Hier feiern die Sieger: Das RAC-Team bejubelt den Erfolg von Colin Turkington Zoom

Frage: "Du bist der erste Nordire, dem es gelungen ist, den BTCC-Titel zu erobern. Bedeutet dir das etwas?"
Turkington: "Ja, das bedeutet mir schon sehr viel. Hoffentlich verschafft das dem Rennsportnachwuchs meines Landes eine gewisse Portion Motivation, mir nachzueifern. Der irische Motorsport spielt sich hauptsächlich in der Rallyeszene ab, und auch der Motorradsport ist groß. Autorennen spielen in Irland eher eine Nebenrolle. Zumindest sehen die Jungs jetzt, dass es möglich ist."

Frage: "Letztendlich hast du den Titel mit fünf Punkten Vorsprung geholt. Es war eine extrem knappe Entscheidung. Wie hast du es beim Saisonfinale in Brands Hatch geschafft, cool zu bleiben?"
Turkington: "Das war keineswegs einfach - vor allem nicht im letzten Rennen. Fabrizio Giovanardi lag unmittelbar hinter mir, und Jason Plato fuhr direkt vor mir.

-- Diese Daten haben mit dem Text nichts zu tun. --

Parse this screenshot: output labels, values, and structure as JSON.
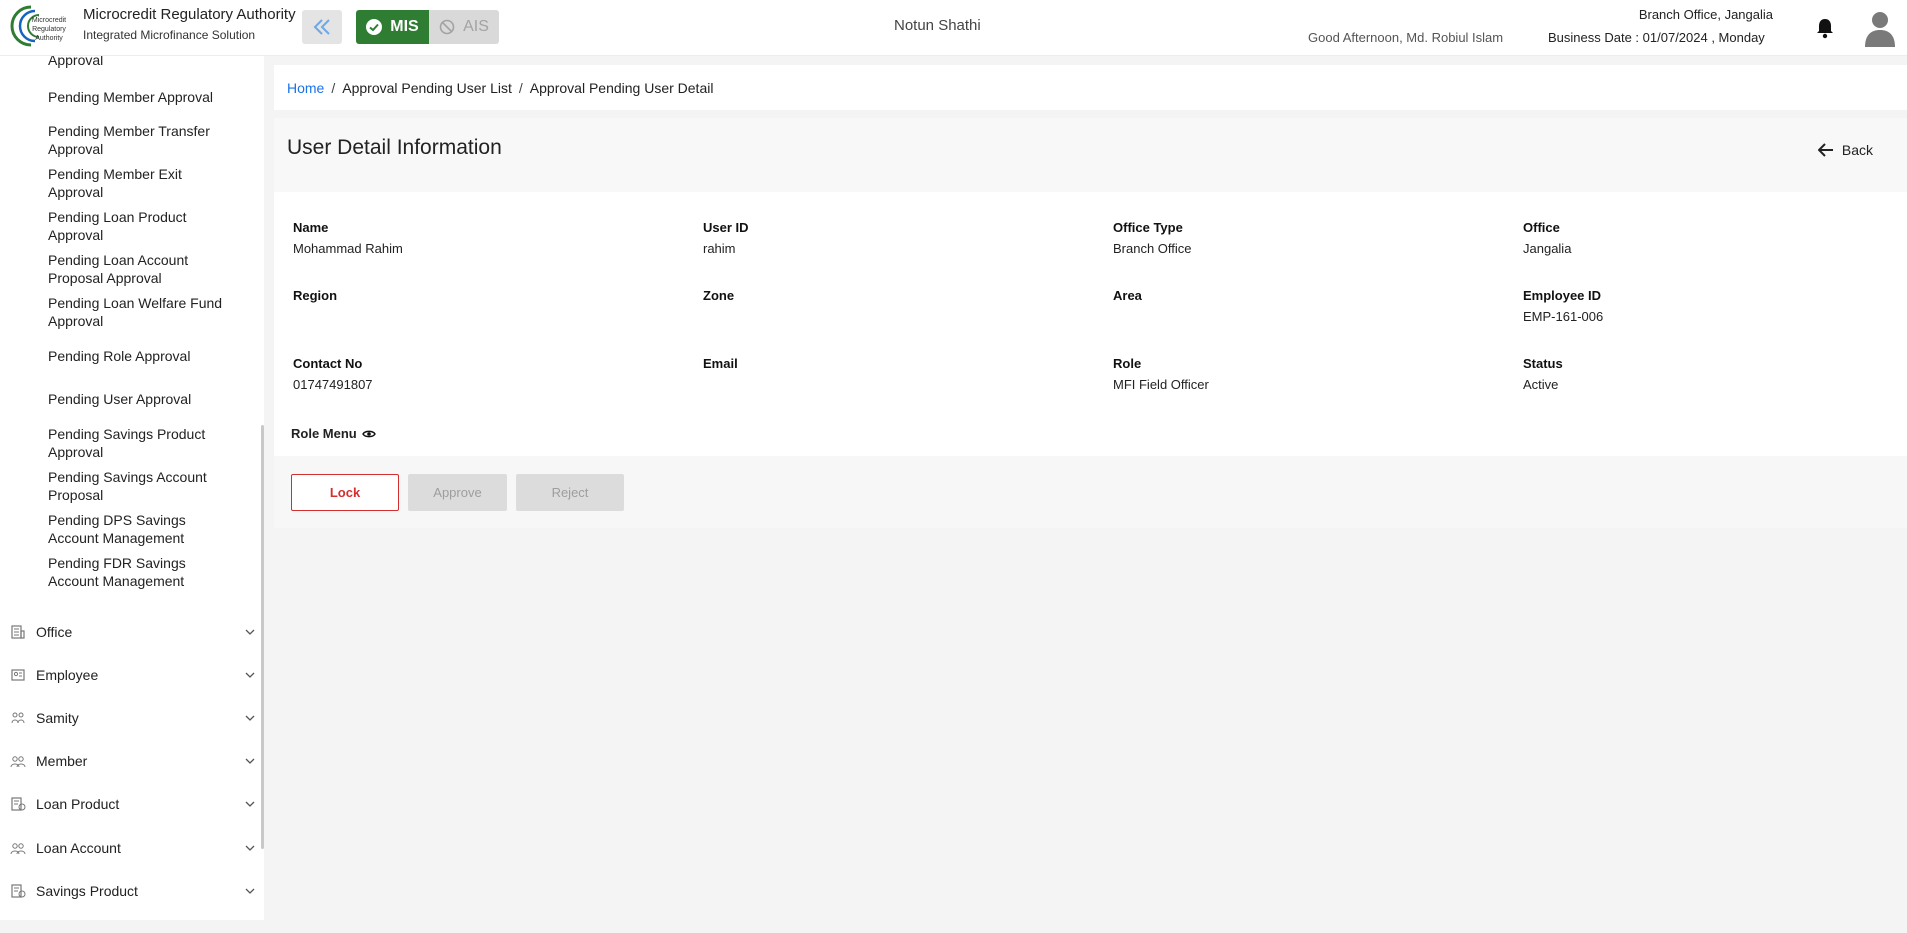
{
  "header": {
    "org_title": "Microcredit Regulatory Authority",
    "org_subtitle": "Integrated Microfinance Solution",
    "logo_text": "Microcredit Regulatory Authority",
    "mis_label": "MIS",
    "ais_label": "AIS",
    "project_name": "Notun Shathi",
    "greeting": "Good Afternoon, Md. Robiul Islam",
    "branch": "Branch Office, Jangalia",
    "business_date": "Business Date : 01/07/2024 , Monday",
    "brand_color": "#2e7d32"
  },
  "sidebar": {
    "partial_item": "Approval",
    "sub_items": [
      "Pending Member Approval",
      "Pending Member Transfer Approval",
      "Pending Member Exit Approval",
      "Pending Loan Product Approval",
      "Pending Loan Account Proposal Approval",
      "Pending Loan Welfare Fund Approval",
      "Pending Role Approval",
      "Pending User Approval",
      "Pending Savings Product Approval",
      "Pending Savings Account Proposal",
      "Pending DPS Savings Account Management",
      "Pending FDR Savings Account Management"
    ],
    "menu": [
      {
        "label": "Office",
        "icon": "office-icon"
      },
      {
        "label": "Employee",
        "icon": "employee-icon"
      },
      {
        "label": "Samity",
        "icon": "samity-icon"
      },
      {
        "label": "Member",
        "icon": "member-icon"
      },
      {
        "label": "Loan Product",
        "icon": "loan-product-icon"
      },
      {
        "label": "Loan Account",
        "icon": "loan-account-icon"
      },
      {
        "label": "Savings Product",
        "icon": "savings-product-icon"
      }
    ]
  },
  "breadcrumb": {
    "home": "Home",
    "sep": "/",
    "list": "Approval Pending User List",
    "current": "Approval Pending User Detail"
  },
  "page": {
    "title": "User Detail Information",
    "back_label": "Back"
  },
  "details": {
    "name": {
      "label": "Name",
      "value": "Mohammad Rahim"
    },
    "user_id": {
      "label": "User ID",
      "value": "rahim"
    },
    "office_type": {
      "label": "Office Type",
      "value": "Branch Office"
    },
    "office": {
      "label": "Office",
      "value": "Jangalia"
    },
    "region": {
      "label": "Region",
      "value": ""
    },
    "zone": {
      "label": "Zone",
      "value": ""
    },
    "area": {
      "label": "Area",
      "value": ""
    },
    "employee_id": {
      "label": "Employee ID",
      "value": "EMP-161-006"
    },
    "contact": {
      "label": "Contact No",
      "value": "01747491807"
    },
    "email": {
      "label": "Email",
      "value": ""
    },
    "role": {
      "label": "Role",
      "value": "MFI Field Officer"
    },
    "status": {
      "label": "Status",
      "value": "Active"
    },
    "role_menu_label": "Role Menu"
  },
  "actions": {
    "lock": "Lock",
    "approve": "Approve",
    "reject": "Reject"
  }
}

Es war sehr schwierig, dieses Rennen zu bestreiten."

"Ich wusste, dass ich den Titel holen würde, wenn ich nur Giovanardi hinter mir halten könnte. Ich war daher fest entschlossen, ihn nicht vorbei zu lassen. Das war aber ganz klar das schwierigste Rennen meines Lebens. Ich musste sehr defensiv fahren, um sicherzustellen, dass Giovanardi hinter mir blieb."

Mehrere wichtige Stationen zum Titelgewinn

Frage: "Wie bist du die drei letzten Saisonläufe am Finalwochenende angegangen? Hast du dich vollkommen auf den Titelgewinn konzentriert, oder hast du diesen Gedanken ausgeblendet?"
Turkington: "Mein Fokus lag ganz klar darauf, die Meisterschaft für mich zu entscheiden. So war das aber schon die gesamte Saison."

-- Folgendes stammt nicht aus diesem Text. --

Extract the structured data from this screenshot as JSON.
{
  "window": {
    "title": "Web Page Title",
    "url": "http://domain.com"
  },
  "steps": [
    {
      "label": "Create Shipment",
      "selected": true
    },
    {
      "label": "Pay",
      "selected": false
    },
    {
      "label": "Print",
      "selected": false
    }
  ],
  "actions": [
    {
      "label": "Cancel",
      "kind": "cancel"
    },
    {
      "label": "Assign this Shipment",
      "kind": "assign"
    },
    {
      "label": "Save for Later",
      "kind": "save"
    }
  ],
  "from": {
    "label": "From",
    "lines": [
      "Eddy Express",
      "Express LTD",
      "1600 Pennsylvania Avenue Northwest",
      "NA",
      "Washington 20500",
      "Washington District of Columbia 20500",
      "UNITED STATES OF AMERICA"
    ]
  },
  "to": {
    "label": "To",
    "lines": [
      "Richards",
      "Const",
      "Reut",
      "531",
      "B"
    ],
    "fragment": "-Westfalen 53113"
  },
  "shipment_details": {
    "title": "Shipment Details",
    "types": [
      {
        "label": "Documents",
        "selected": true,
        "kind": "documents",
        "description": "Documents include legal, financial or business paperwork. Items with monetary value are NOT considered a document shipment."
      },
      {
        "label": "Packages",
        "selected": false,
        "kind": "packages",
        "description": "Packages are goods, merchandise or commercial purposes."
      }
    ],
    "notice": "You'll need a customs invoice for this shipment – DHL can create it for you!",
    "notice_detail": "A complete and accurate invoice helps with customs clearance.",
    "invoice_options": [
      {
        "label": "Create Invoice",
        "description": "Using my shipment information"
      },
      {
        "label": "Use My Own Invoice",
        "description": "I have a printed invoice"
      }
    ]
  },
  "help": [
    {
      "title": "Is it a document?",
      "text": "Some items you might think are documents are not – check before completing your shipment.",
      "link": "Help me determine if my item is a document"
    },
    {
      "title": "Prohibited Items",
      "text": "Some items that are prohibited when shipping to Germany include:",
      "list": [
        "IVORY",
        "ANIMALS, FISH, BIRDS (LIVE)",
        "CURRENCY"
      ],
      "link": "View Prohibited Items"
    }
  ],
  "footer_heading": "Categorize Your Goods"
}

"Ich habe einfach versucht, mich permanent auf das große Ziel zu konzentrieren. Es war jedenfalls wichtig, nicht in Panik zu verfallen, denn im ersten Rennen von Brands wurde ich nur Achter. Das lag am Erfolgsballast - ich war das schwerste Auto im Feld. Als das Gewicht erst wieder raus war, hatte ich ein viel besseres Fahrzeug."

Frage: "Wenn du auf deine BTCC-Saison zurückblickst, gab es da eine Art Wendepunkt? Gab es einen Augenblick, ab dem du davon überzeugt warst, es ganz sicher zu packen?"
Turkington: "Möglicherweise beim Rennwochenende in Croft. Das war unmittelbar vor der Sommerpause und etwa zur Halbzeit der Meisterschaft."

"Natürlich ist es für das Selbstvertrauen deutlich besser, an der Tabellenspitze zu liegen." Colin Turkington

"Ich konnte dort zwei Rennen gewinnen, und das bescherte mir die Führung in der Gesamtwertung. Ich hatte ein sehr gutes Wochenende. Aber natürlich ist es für das Selbstvertrauen noch deutlich besser, an der Tabellenspitze zu liegen. Ab diesem Moment fühlte ich, dass ich es schaffen könnte."

Frage: "Welches Rennwochenende war 2009 das wichtigste für dich? War es die letzte Saisonstation in Brands Hatch, wo du den Titel geholt hast?"
Turkington: "Nein, ich denke nicht. Das wichtigste Wochenende war für mich wahrscheinlich Rockingham. Das war das Wochenende vor Brands Hatch. Es war auch ein sehr schwieriges Wochenende, denn ich qualifizierte mich nur auf dem 14. Rang."

"Das lag auch wieder am Erfolgsballast, und so musste ich am restlichen Wochenende wieder sehr hart arbeiten. Ich musste mich also durch das Feld vorarbeiten und konnte am Ende doch noch den Anschluss zu Giovanardi und Plato herstellen. Das war ein wichtiges Wochenende für mich."

BMW Fahrzeug als Schlüssel zum Erfolg

Frage: "Welche Rolle hat dein BMW Rennwagen im Titelkampf gespielt?"
Turkington: "Mein Rennwagen war sehr wichtig, denn ich hatte eine hundertprozentige Zuverlässigkeit. Ich hatte 2009 keinerlei Probleme mit meinem BMW 320si. Mein Team setzt dieses Fahrzeug nun schon drei Jahre lang ein, und wir kennen dieses Auto mittlerweile sehr genau."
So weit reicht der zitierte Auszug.